The law, signed by Governor Sam Brownback in April, requires all municipalities in Kansas to either secure public buildings – everything from city hall to rec centers – to keep any and all weapons out, or allow concealed carry license holders to bring in their weapons.

In recent weeks, larger cities including Lawrence and Prairie Village have asked the state for an extra six months to determine at which of their buildings they may want to install additional security. The security comes at a cost of roughly $42,000 per building.

In Roeland Park, where the likely departure of a Walmart that provides the city's largest source of tax revenue has blown a whole in future budgets, the council knew such costly security measures were not an option.

"In order to do anything to come close to any type of security is going to be tremendously expensive, and we could spend a lot of time trying to develop a safety plan," said Rex Taylor, the city's chief of police. "We didn't want to develop a safety plan saying we're going to do something when clearly we weren't going to be able to."
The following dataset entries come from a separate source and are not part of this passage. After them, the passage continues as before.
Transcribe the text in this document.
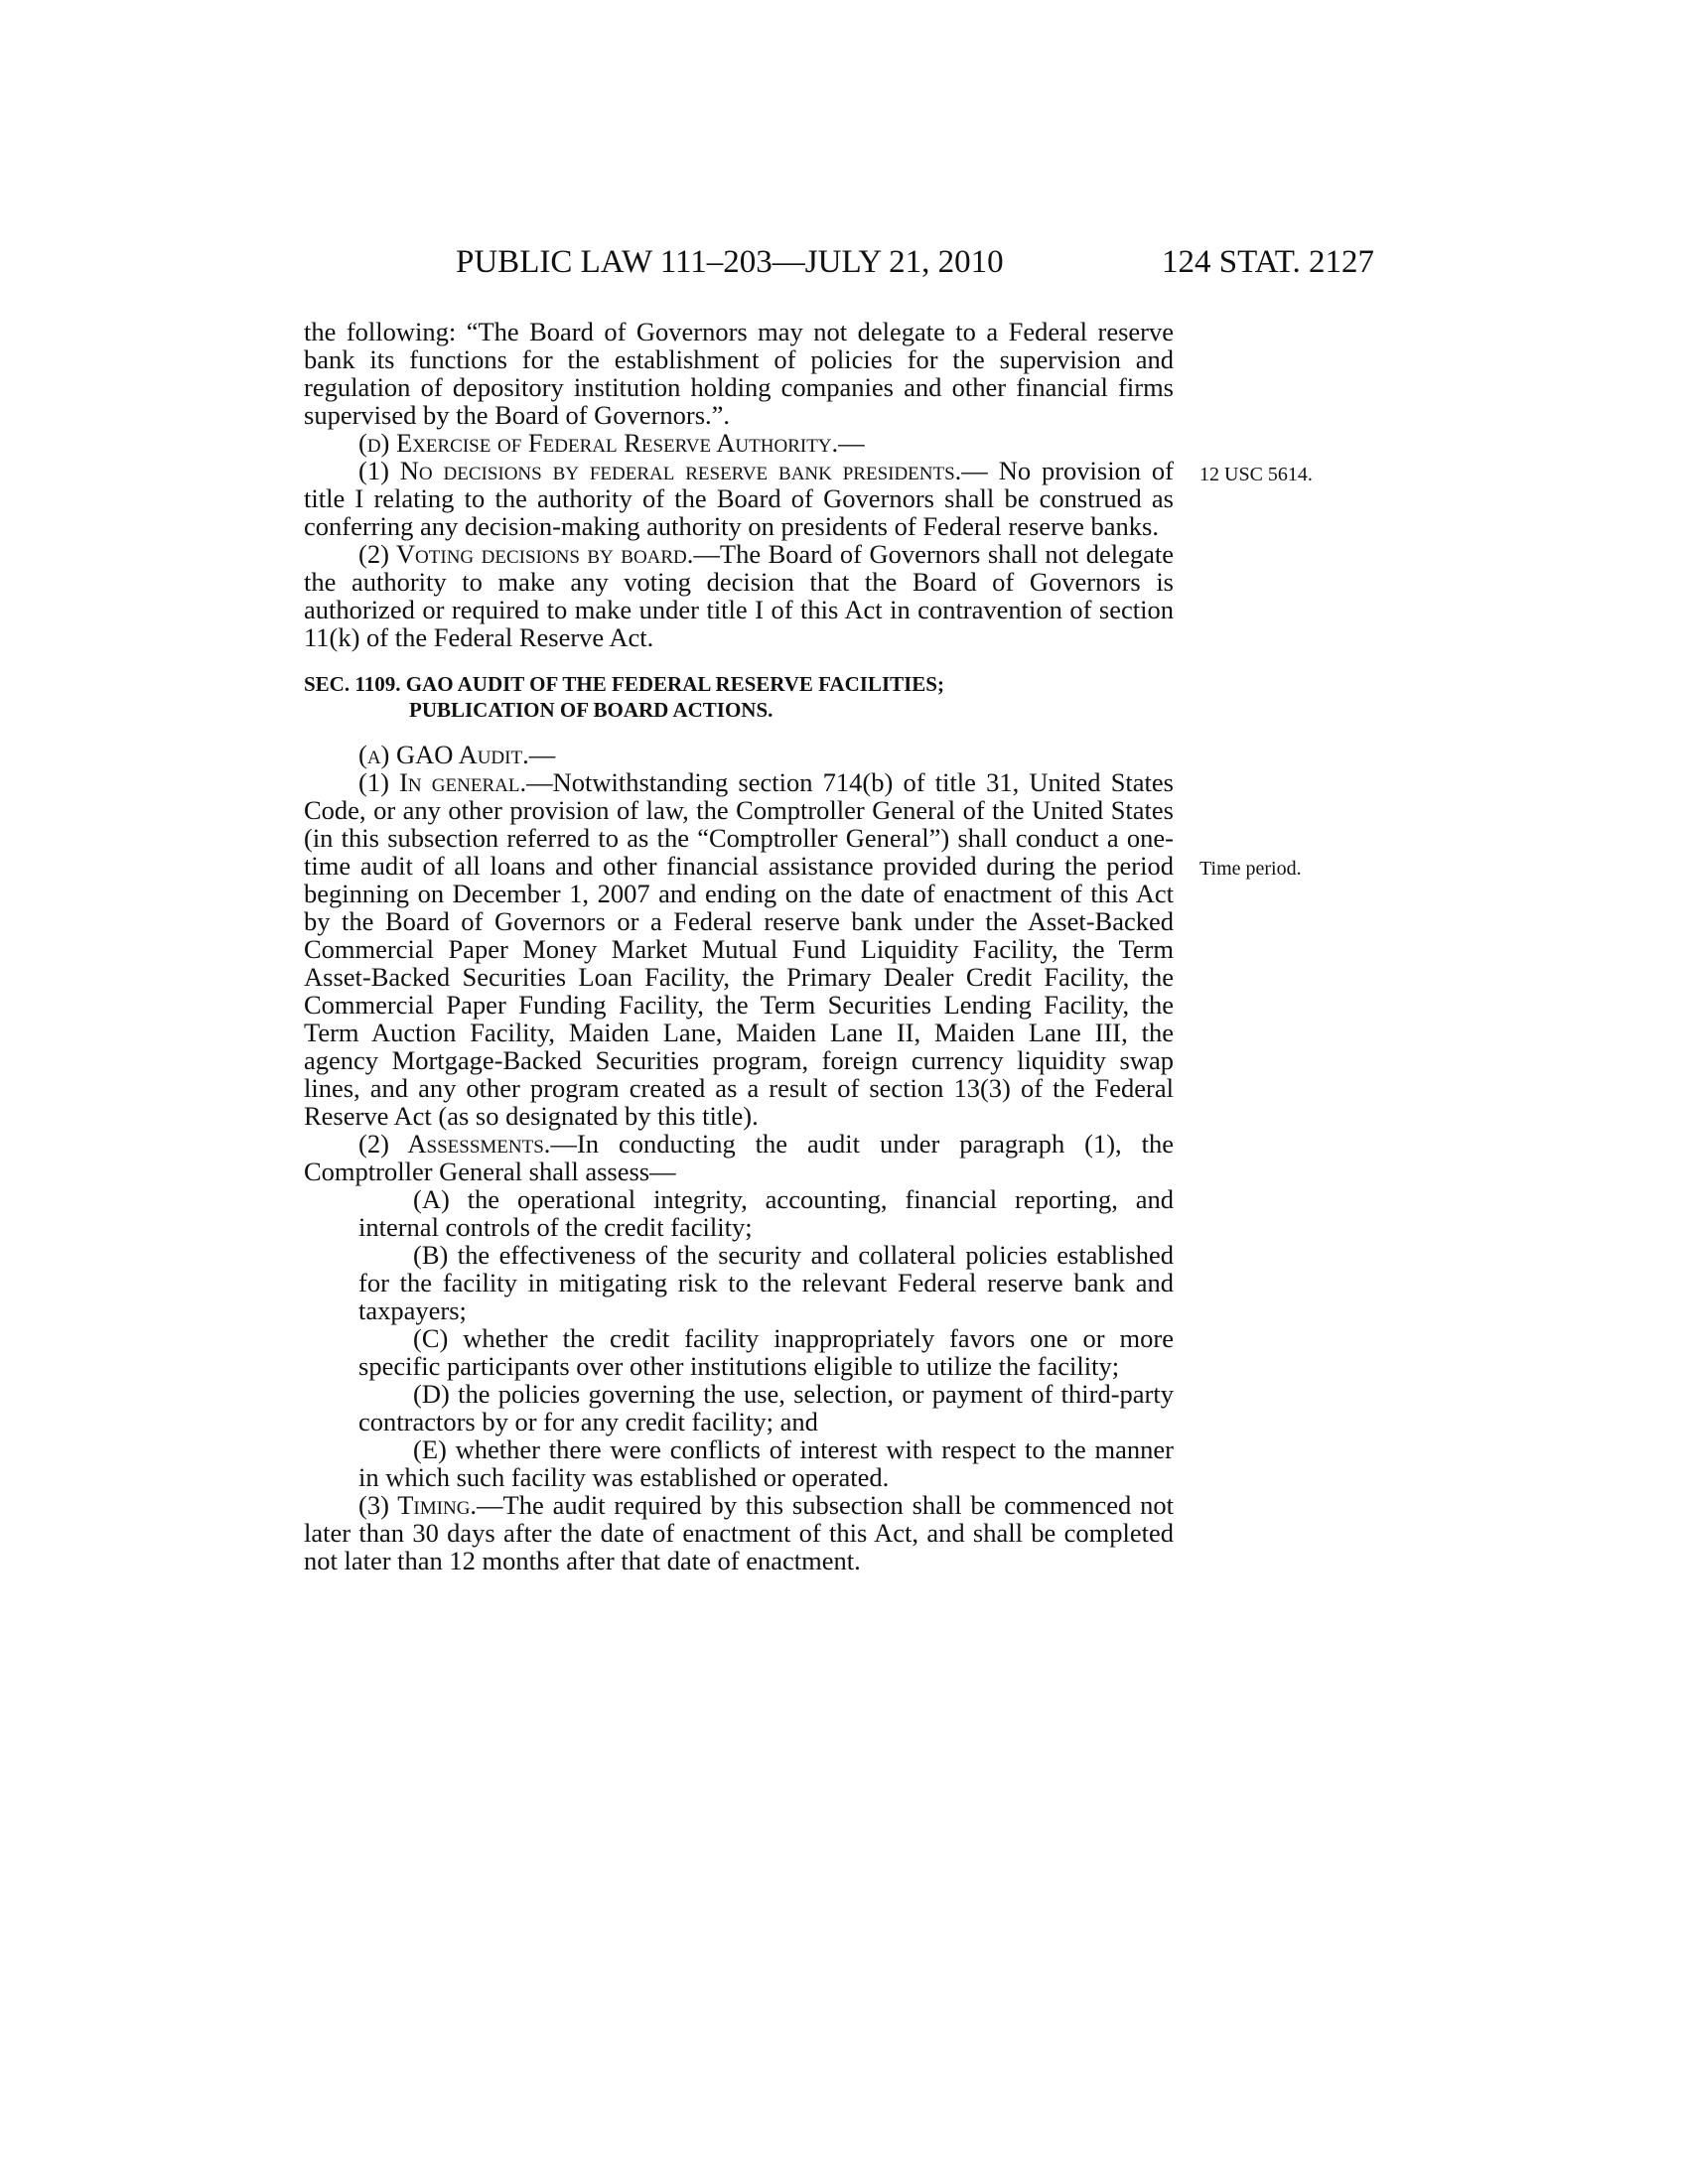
PUBLIC LAW 111–203—JULY 21, 2010	124 STAT. 2127
12 USC 5614.
Time period.

the following: “The Board of Governors may not delegate to a Federal reserve bank its functions for the establishment of policies for the supervision and regulation of depository institution holding companies and other financial firms supervised by the Board of Governors.”.

(d) Exercise of Federal Reserve Authority.—

(1) No decisions by federal reserve bank presidents.— No provision of title I relating to the authority of the Board of Governors shall be construed as conferring any decision-making authority on presidents of Federal reserve banks.

(2) Voting decisions by board.—The Board of Governors shall not delegate the authority to make any voting decision that the Board of Governors is authorized or required to make under title I of this Act in contravention of section 11(k) of the Federal Reserve Act.

SEC. 1109. GAO AUDIT OF THE FEDERAL RESERVE FACILITIES;
PUBLICATION OF BOARD ACTIONS.

(a) GAO Audit.—

(1) In general.—Notwithstanding section 714(b) of title 31, United States Code, or any other provision of law, the Comptroller General of the United States (in this subsection referred to as the “Comptroller General”) shall conduct a one-time audit of all loans and other financial assistance provided during the period beginning on December 1, 2007 and ending on the date of enactment of this Act by the Board of Governors or a Federal reserve bank under the Asset-Backed Commercial Paper Money Market Mutual Fund Liquidity Facility, the Term Asset-Backed Securities Loan Facility, the Primary Dealer Credit Facility, the Commercial Paper Funding Facility, the Term Securities Lending Facility, the Term Auction Facility, Maiden Lane, Maiden Lane II, Maiden Lane III, the agency Mortgage-Backed Securities program, foreign currency liquidity swap lines, and any other program created as a result of section 13(3) of the Federal Reserve Act (as so designated by this title).

(2) Assessments.—In conducting the audit under paragraph (1), the Comptroller General shall assess—

(A) the operational integrity, accounting, financial reporting, and internal controls of the credit facility;

(B) the effectiveness of the security and collateral policies established for the facility in mitigating risk to the relevant Federal reserve bank and taxpayers;

(C) whether the credit facility inappropriately favors one or more specific participants over other institutions eligible to utilize the facility;

(D) the policies governing the use, selection, or payment of third-party contractors by or for any credit facility; and

(E) whether there were conflicts of interest with respect to the manner in which such facility was established or operated.

(3) Timing.—The audit required by this subsection shall be commenced not later than 30 days after the date of enactment of this Act, and shall be completed not later than 12 months after that date of enactment.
Some city council members said they were frustrated by what they saw as an unfunded mandate from the state.

"I know how they feel when the federal government puts unfunded mandates upon them, and we have the same feeling now," said councilman Marek Gliniecki of state legislators who passed the bill.

Officials in Roeland park said they do not think the expanded opportunities for concealed carry in the city pose any public danger.

"People that carry a concealed handgun that are licensed to do that have gone through background checks," said Taylor. "They're not the ones that you're really concerned about when you're thinking about the harm that someone can do with a handgun in a meeting."